Revisiter l’histoire de la Tunisie
Là où le volet descriptif s’arrête pour céder le pas à l’opinion de l’auteur et à son propre engagement partisan, là où la critique et la discussion deviennent permises. Le lecteur se doit d’avoir son propre regard sur les opinions et l’engagement politiques de Ben Romdhane. D’ailleurs ce dernier reconnaît la difficulté de l’exercice lorsqu’il s’agit pour une étude historique de commenter l’époque en cours et d’avoir une sentence sur ce qui n’a pas encore pris le temps de la maturation, le temps étant le grand pourvoyeur de l’historien. C’est alors que la casquette du militant supplée à celle de l’historien, sociologue et économiste. Mais cette casquette est discutable et se doit de l’être. Les perspectives personnelles de l’auteur au sujet du pays après la Révolution tournent majoritairement autour de sa critique acerbe de l’islam politique, de son approche comparative entre le moment Kais Saied et la révolution française et particulièrement le personnage de Robespierre, du rôle joué par les diverses forces du pays post-révolutionnaire, de son opinion vis-à-vis de certains personnages qui gravitent autour du pouvoir, de l’appui qu’il prend sur les rapports d’organisations internationales pour attester de la démocratie dans notre pays… Tout cela se doit d’être débattu, approuvé ou contesté selon les orientations idéologiques du lecteur.

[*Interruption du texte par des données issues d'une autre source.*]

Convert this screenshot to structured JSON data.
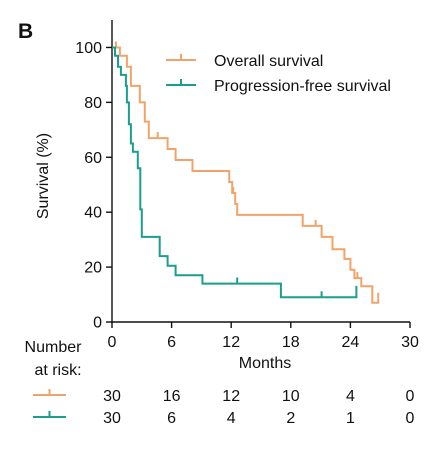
{
  "chart_data": {
    "type": "line",
    "panel_label": "B",
    "xlabel": "Months",
    "ylabel": "Survival (%)",
    "xlim": [
      0,
      30
    ],
    "ylim": [
      0,
      110
    ],
    "x_ticks": [
      "0",
      "6",
      "12",
      "18",
      "24",
      "30"
    ],
    "y_ticks": [
      "0",
      "20",
      "40",
      "60",
      "80",
      "100"
    ],
    "grid": false,
    "legend_position": "top-right",
    "colors": {
      "os": "#F0A46A",
      "pfs": "#1A9E8F"
    },
    "series": [
      {
        "name": "Overall survival",
        "key": "os",
        "points": [
          [
            0,
            100
          ],
          [
            0.8,
            100
          ],
          [
            0.8,
            97
          ],
          [
            1.5,
            97
          ],
          [
            1.5,
            93
          ],
          [
            1.9,
            93
          ],
          [
            1.9,
            86
          ],
          [
            2.8,
            86
          ],
          [
            2.8,
            80
          ],
          [
            3.3,
            80
          ],
          [
            3.3,
            73
          ],
          [
            3.7,
            73
          ],
          [
            3.7,
            67
          ],
          [
            5.6,
            67
          ],
          [
            5.6,
            63
          ],
          [
            6.4,
            63
          ],
          [
            6.4,
            59
          ],
          [
            8.1,
            59
          ],
          [
            8.1,
            55
          ],
          [
            11.8,
            55
          ],
          [
            11.8,
            51
          ],
          [
            12.1,
            51
          ],
          [
            12.1,
            47
          ],
          [
            12.4,
            47
          ],
          [
            12.4,
            43
          ],
          [
            12.6,
            43
          ],
          [
            12.6,
            39
          ],
          [
            19.2,
            39
          ],
          [
            19.2,
            35
          ],
          [
            21.1,
            35
          ],
          [
            21.1,
            31
          ],
          [
            22.2,
            31
          ],
          [
            22.2,
            26.5
          ],
          [
            23.4,
            26.5
          ],
          [
            23.4,
            23
          ],
          [
            24.0,
            23
          ],
          [
            24.0,
            19
          ],
          [
            24.4,
            19
          ],
          [
            24.4,
            16
          ],
          [
            25.1,
            16
          ],
          [
            25.1,
            13
          ],
          [
            26.2,
            13
          ],
          [
            26.2,
            7
          ],
          [
            26.8,
            7
          ],
          [
            26.8,
            8.5
          ]
        ],
        "censor_x": [
          0.4,
          4.6,
          12.2,
          20.5,
          24.7,
          26.8
        ]
      },
      {
        "name": "Progression-free survival",
        "key": "pfs",
        "points": [
          [
            0,
            100
          ],
          [
            0.3,
            100
          ],
          [
            0.3,
            97
          ],
          [
            0.6,
            97
          ],
          [
            0.6,
            93
          ],
          [
            0.9,
            93
          ],
          [
            0.9,
            90
          ],
          [
            1.4,
            90
          ],
          [
            1.4,
            86
          ],
          [
            1.5,
            86
          ],
          [
            1.5,
            80
          ],
          [
            1.7,
            80
          ],
          [
            1.7,
            72
          ],
          [
            1.9,
            72
          ],
          [
            1.9,
            65
          ],
          [
            2.1,
            65
          ],
          [
            2.1,
            62
          ],
          [
            2.6,
            62
          ],
          [
            2.6,
            56
          ],
          [
            2.85,
            56
          ],
          [
            2.85,
            41
          ],
          [
            3.0,
            41
          ],
          [
            3.0,
            31
          ],
          [
            4.8,
            31
          ],
          [
            4.8,
            24
          ],
          [
            5.6,
            24
          ],
          [
            5.6,
            20.5
          ],
          [
            6.4,
            20.5
          ],
          [
            6.4,
            17
          ],
          [
            9.1,
            17
          ],
          [
            9.1,
            14
          ],
          [
            17.0,
            14
          ],
          [
            17.0,
            9
          ],
          [
            24.6,
            9
          ],
          [
            24.6,
            11
          ]
        ],
        "censor_x": [
          12.6,
          21.1,
          24.6
        ]
      }
    ],
    "risk_table": {
      "title_line1": "Number",
      "title_line2": "at risk:",
      "times": [
        0,
        6,
        12,
        18,
        24,
        30
      ],
      "rows": [
        {
          "key": "os",
          "values": [
            "30",
            "16",
            "12",
            "10",
            "4",
            "0"
          ]
        },
        {
          "key": "pfs",
          "values": [
            "30",
            "6",
            "4",
            "2",
            "1",
            "0"
          ]
        }
      ]
    }
  }
}
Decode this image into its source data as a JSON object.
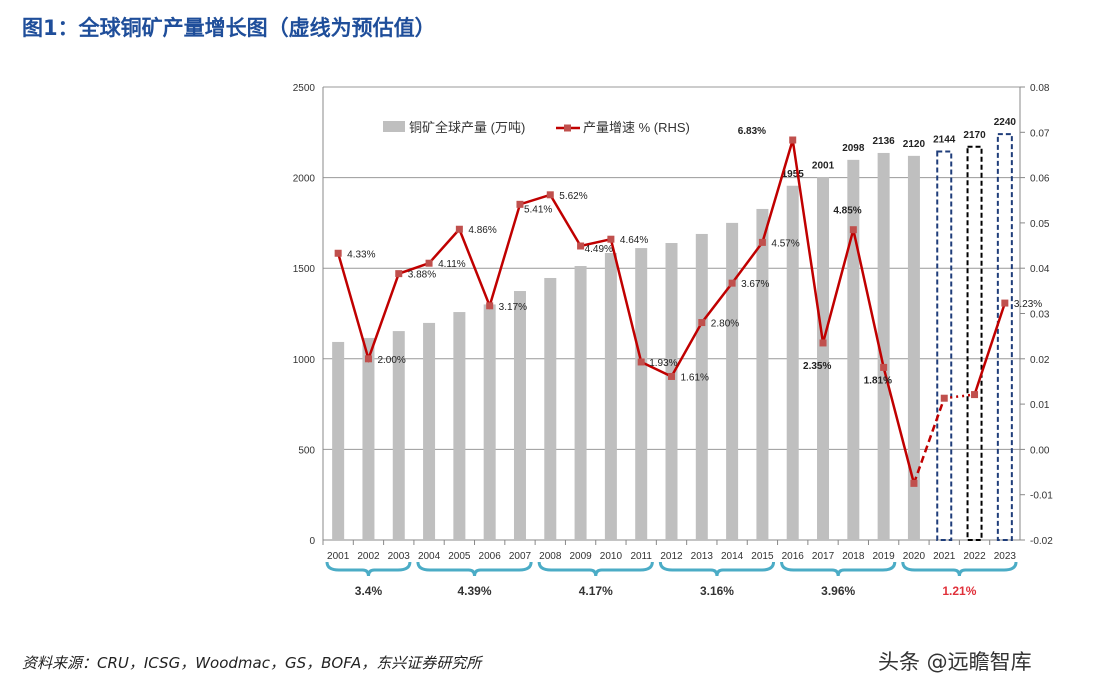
{
  "title": "图1：全球铜矿产量增长图（虚线为预估值）",
  "source": "资料来源：CRU，ICSG，Woodmac，GS，BOFA，东兴证券研究所",
  "watermark": "头条 @远瞻智库",
  "chart_data": {
    "type": "bar+line",
    "categories": [
      "2001",
      "2002",
      "2003",
      "2004",
      "2005",
      "2006",
      "2007",
      "2008",
      "2009",
      "2010",
      "2011",
      "2012",
      "2013",
      "2014",
      "2015",
      "2016",
      "2017",
      "2018",
      "2019",
      "2020",
      "2021",
      "2022",
      "2023"
    ],
    "series": [
      {
        "name": "铜矿全球产量 (万吨)",
        "type": "bar",
        "axis": "left",
        "values": [
          1093,
          1115,
          1153,
          1198,
          1258,
          1300,
          1374,
          1446,
          1512,
          1584,
          1611,
          1639,
          1689,
          1750,
          1827,
          1955,
          2001,
          2098,
          2136,
          2120,
          2144,
          2170,
          2240
        ],
        "estimated_from": "2021",
        "labels": {
          "2016": "1955",
          "2017": "2001",
          "2018": "2098",
          "2019": "2136",
          "2020": "2120",
          "2021": "2144",
          "2022": "2170",
          "2023": "2240"
        }
      },
      {
        "name": "产量增速 % (RHS)",
        "type": "line",
        "axis": "right",
        "values": [
          0.0433,
          0.02,
          0.0388,
          0.0411,
          0.0486,
          0.0317,
          0.0541,
          0.0562,
          0.0449,
          0.0464,
          0.0193,
          0.0161,
          0.028,
          0.0367,
          0.0457,
          0.0683,
          0.0235,
          0.0485,
          0.0181,
          -0.0075,
          0.0113,
          0.0121,
          0.0323
        ],
        "labels": {
          "2001": "4.33%",
          "2002": "2.00%",
          "2003": "3.88%",
          "2004": "4.11%",
          "2005": "4.86%",
          "2006": "3.17%",
          "2007": "5.41%",
          "2008": "5.62%",
          "2009": "4.49%",
          "2010": "4.64%",
          "2011": "1.93%",
          "2012": "1.61%",
          "2013": "2.80%",
          "2014": "3.67%",
          "2015": "4.57%",
          "2016": "6.83%",
          "2017": "2.35%",
          "2018": "4.85%",
          "2019": "1.81%",
          "2023": "3.23%"
        }
      }
    ],
    "y_left": {
      "min": 0,
      "max": 2500,
      "ticks": [
        "0",
        "500",
        "1000",
        "1500",
        "2000",
        "2500"
      ]
    },
    "y_right": {
      "min": -0.02,
      "max": 0.08,
      "ticks": [
        "-0.02",
        "-0.01",
        "0.00",
        "0.01",
        "0.02",
        "0.03",
        "0.04",
        "0.05",
        "0.06",
        "0.07",
        "0.08"
      ]
    },
    "grid": true,
    "legend": "top",
    "period_averages": [
      {
        "range": [
          "2001",
          "2003"
        ],
        "label": "3.4%"
      },
      {
        "range": [
          "2004",
          "2007"
        ],
        "label": "4.39%"
      },
      {
        "range": [
          "2008",
          "2011"
        ],
        "label": "4.17%"
      },
      {
        "range": [
          "2012",
          "2015"
        ],
        "label": "3.16%"
      },
      {
        "range": [
          "2016",
          "2019"
        ],
        "label": "3.96%"
      },
      {
        "range": [
          "2020",
          "2023"
        ],
        "label": "1.21%",
        "highlight": true
      }
    ],
    "colors": {
      "bar": "#bfbfbf",
      "line": "#c00000",
      "marker": "#c0504d",
      "brace": "#4bacc6",
      "highlight": "#e0303a",
      "est_2021": "#1f3d7a",
      "est_2022": "#000000",
      "est_2023": "#1f3d7a"
    }
  }
}
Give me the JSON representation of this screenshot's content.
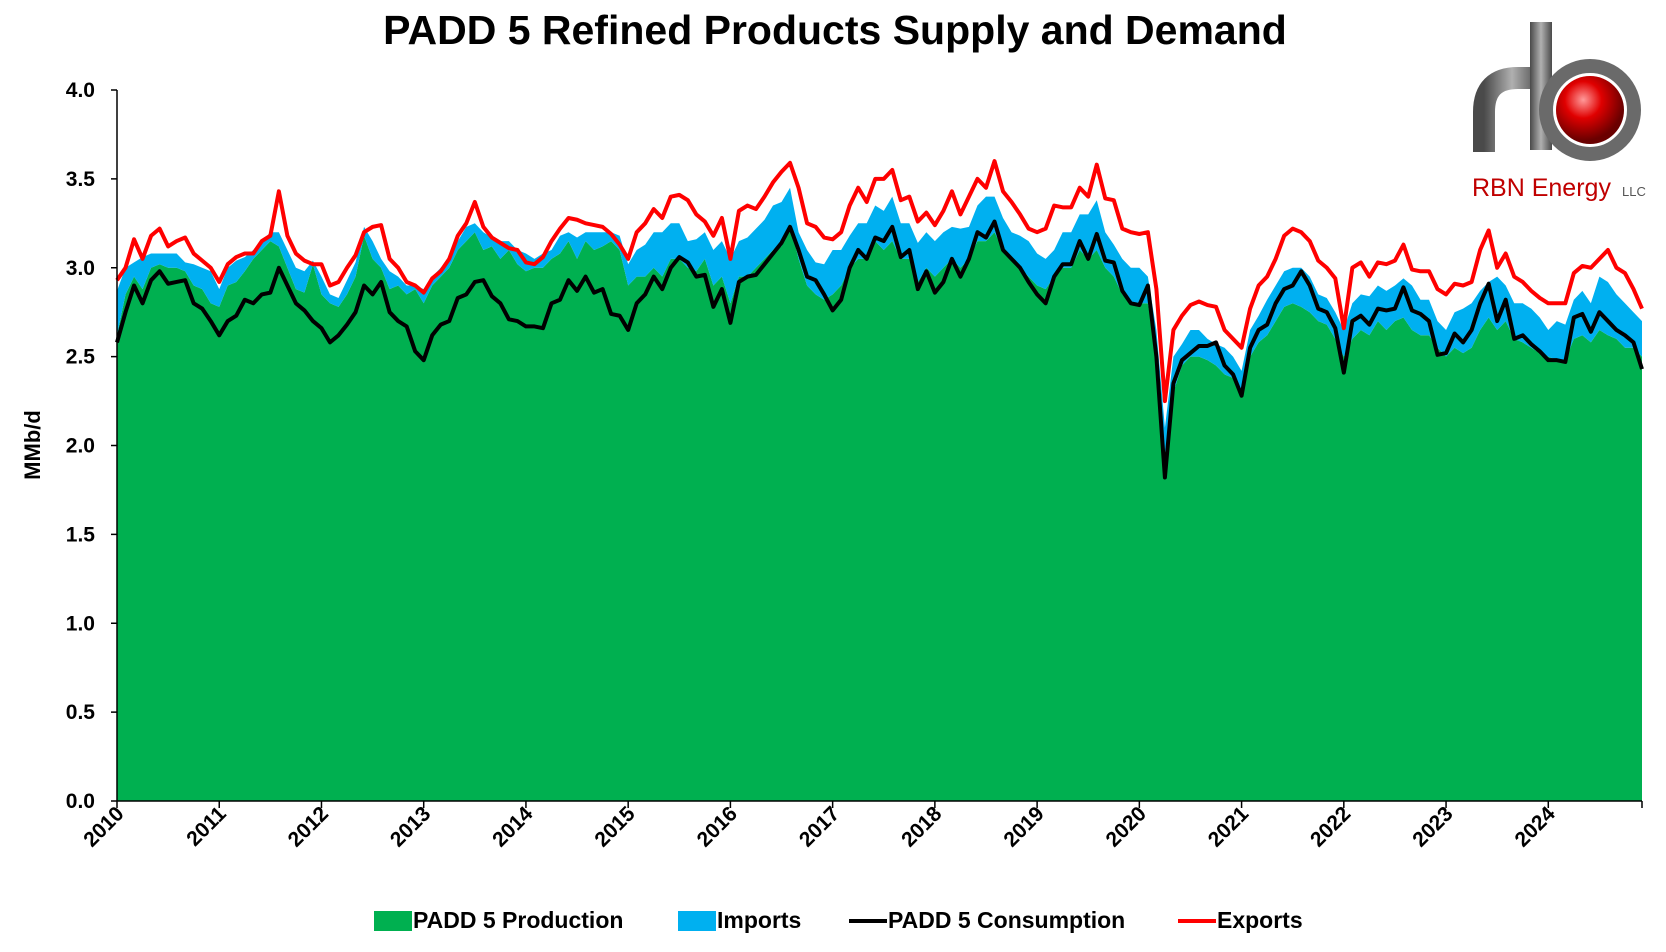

Au-delà de l’arrière-plan idéologique dans lequel s’écrit l’histoire de la Révolution tunisienne sous la plume de Ben Romdhane, cet événement se révèle comme un processus d’expérimentation et d’apprentissage aboutissant à un séisme dont les secousses ne seraient pas à leur bout. En vue : un horizon durable pour que s’installe une démocratie stable et sereine au lendemain de l’une de ces répliques. Le livre invite à revisiter l’histoire de la Tunisie depuis son État provincial vers l’État-Nation post-Révolution, depuis le statut d’un individu-sujet vers celui du citoyen homme libre. Chiffrée, documentée, cette longue marche vers la Révolution est analysée et comparée à ses émules. Le livre invite aussi à la réflexion et à la critique vis-à-vis de l’opinion de son auteur. Pareilles discussions ne peuvent qu’enrichir le débat public autour de notre destin en tant que Nation libre.